Configuration	Finding
k=2→16	Ranked voting consistently outperforms majority voting across all \(k\) values
Single ranked answer (no voting)	No consistent improvement \(\rightarrow\) shows that the improvement stems from ranked voting aggregation
Randomly shuffle few-shot	Ranked voting exhibits lower variance and is more robust
c=1→5 candidate count	Outperforms SC when \(c \ge 4\)

Key Findings¶

Largest improvement on AQUA-RAT (+8-9%): Distractors in multiple-choice questions easily appear in top-2/3 positions.
Diminishing gains on stronger models: Only +0.48% on GPT-4-turbo, while +5.33% on GPT-3.5.
MRRV performs the best overall: Non-linear decay weights make the most full use of ranking information.
Reduced tie rate: Ranked voting reduces tie rates from 5.08% to 2.29% (using IRV).

Highlights & Insights¶

Cross-domain transfer from voting theory to LLM reasoning: Introducing established voting methods from social choice theory to SC. The strategy is simple yet effective.
Zero-cost improvement: No modifications to the model, no extra training required, only modifications to the prompt and post-processing.
Reveals information waste in SC: Majority voting only utilizes top-1 information; this finding is inspiring for all methods using SC.

Limitations & Future Work¶

Limited candidates: The diversity of ranked candidates in open-ended QA depends heavily on the model's generation capacity.
Small gains on stronger models: GPT-4-level models already have very high top-1 accuracy, leading to diminishing marginal returns from ranking information.
Only three voting methods explored: More complex voting methods, such as the Schulze method or Copeland method, remain unexplored.
Potential improvements: Combining weighted or adaptive voting strategies.

vs Self-Consistency (Wang et al., 2023): SC only uses top-1 votes, whereas this work utilizes complete ranking information.
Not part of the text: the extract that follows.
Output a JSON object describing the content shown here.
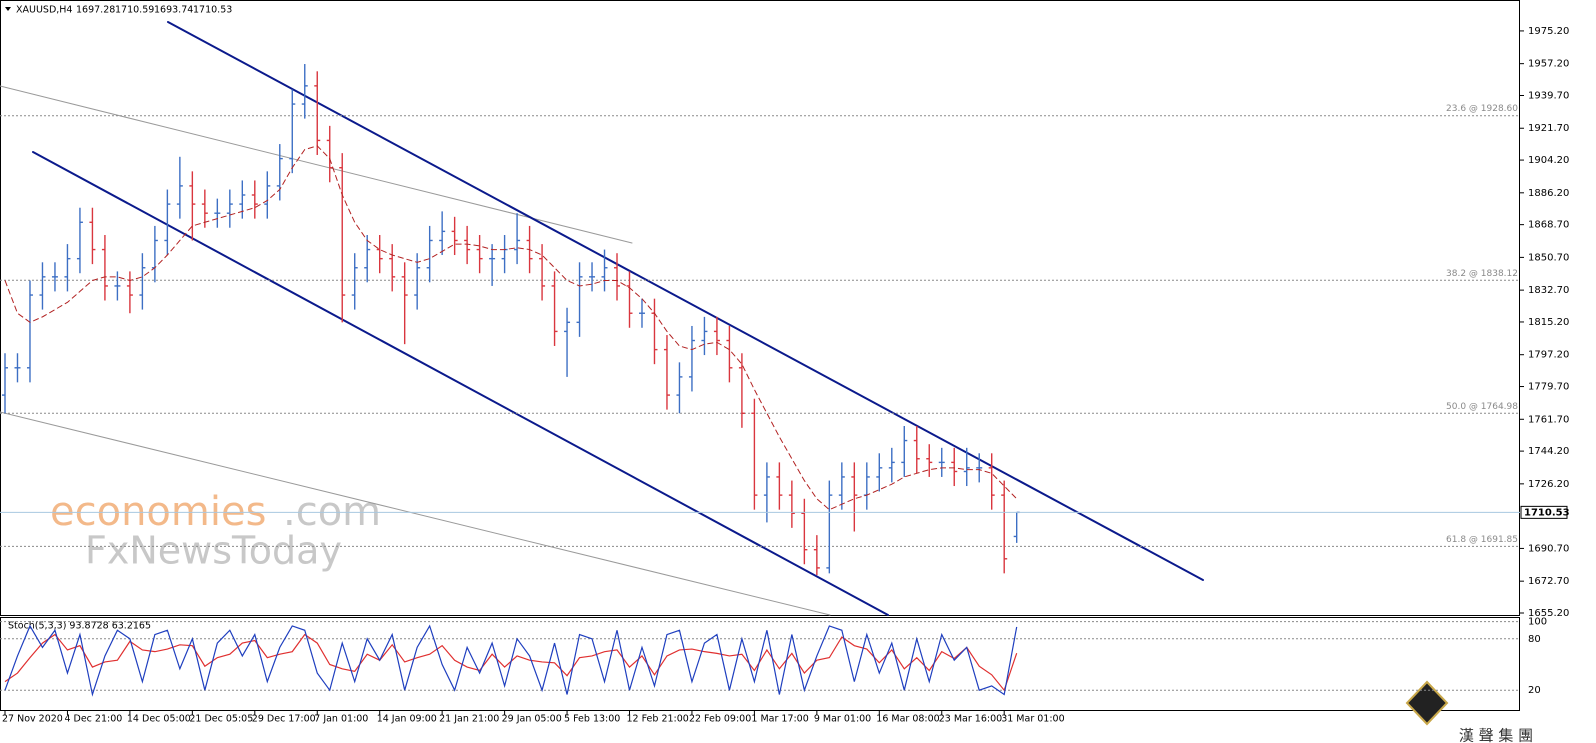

It achieves an average gain of 2-5% on SC benchmarks without increasing extra inference cost (sample size \(k\) remains identical).
vs Universal SC (Chen et al., 2023): USC also improves SC but focuses on answer equivalence determination (e.g., treating "1/2" and "0.5" as identical), which is orthogonal to and can be combined with ranked voting.
vs Adaptive-SC: Dynamically adjusts sampling frequency but still relies on majority voting. Ranked voting is consistently better under the same sampling budget.
vs Best-of-N: Selects the response with the highest model probability directly without voting. Ranked voting outperforms Best-of-N across all models.

Rating¶

Novelty: ⭐⭐⭐⭐ Simple and effective cross-domain transfer of voting theory.
Experimental Thoroughness: ⭐⭐⭐⭐⭐ 6 datasets, multiple model sizes, and detailed ablations.
Writing Quality: ⭐⭐⭐⭐ Clear formulas and comprehensive experiments.
Value: ⭐⭐⭐⭐ Highly practical, plug-and-play upgrade of SC.